A small college newspaper in Illinois thought it had the next Cindy Sheehan story, but it turns out to have a hoax, most likely politically motivated.
If our country is great ten years from now, it will be because of men like Casey Sheehan, not because of the words his mother spoke while blinded by paroxysms of grief and the spotlights of her exploiters. Take a moment to remember Casey Sheehan. Further from the cameras, a young Marine is welcomed home by a town that appreciates his sacrifice.
Friends of authoritarian regimes everywhere, take heart: Jane Fonda and George Galloway are together at last. Can Kim Jong Il be far behind? Ted Turner is working on it. Karl Rove has sent out his staff to book all of them on the Sunday shows and Hannity & Colmes.

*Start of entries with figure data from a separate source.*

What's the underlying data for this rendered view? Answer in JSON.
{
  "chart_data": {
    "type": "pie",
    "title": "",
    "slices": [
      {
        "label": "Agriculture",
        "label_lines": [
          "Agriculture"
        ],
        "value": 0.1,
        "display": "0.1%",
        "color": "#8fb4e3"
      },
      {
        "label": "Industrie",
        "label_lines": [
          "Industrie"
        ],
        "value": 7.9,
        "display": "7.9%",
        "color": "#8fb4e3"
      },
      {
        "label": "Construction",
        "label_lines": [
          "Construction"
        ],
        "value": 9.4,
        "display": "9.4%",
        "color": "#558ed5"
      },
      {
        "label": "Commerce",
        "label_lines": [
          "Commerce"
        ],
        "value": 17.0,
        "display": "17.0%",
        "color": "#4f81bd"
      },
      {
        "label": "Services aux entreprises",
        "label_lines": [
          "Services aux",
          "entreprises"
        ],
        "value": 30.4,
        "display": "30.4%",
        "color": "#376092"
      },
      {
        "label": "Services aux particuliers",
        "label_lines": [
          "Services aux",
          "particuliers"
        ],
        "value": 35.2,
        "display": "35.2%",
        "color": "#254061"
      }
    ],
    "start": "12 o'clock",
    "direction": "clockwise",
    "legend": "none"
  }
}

There is apparently an alternate universe just miles from my home in which “support our troops” means taunting them in their hospital beds. The surrender activists at Code Pink became victims of their own “soldiers are victims” propaganda when they distastefully brought their message to the wounded soldiers at Walter Reed. Not only were the Freepers waiting for them, but so was a young soldier who lost both legs in the fighting four months ago. Do not hold your breath waiting for a New York Times columnist to declare that this soldier–who roundly denounced Code Pink–speaks with absolute moral authority.
United Nations
John Bolton is already throwing down drop cloths and knocking out walls. First in his sights is reforming the U.N.’s reform proposal. Most of the U.N.’s failings can be reduced to a single flaw: the absence of common values. John Tabin links to a piece in The New Republic that addresses that flaw in party by proposing a U.N. counterpart for the exclusive membership of democracies.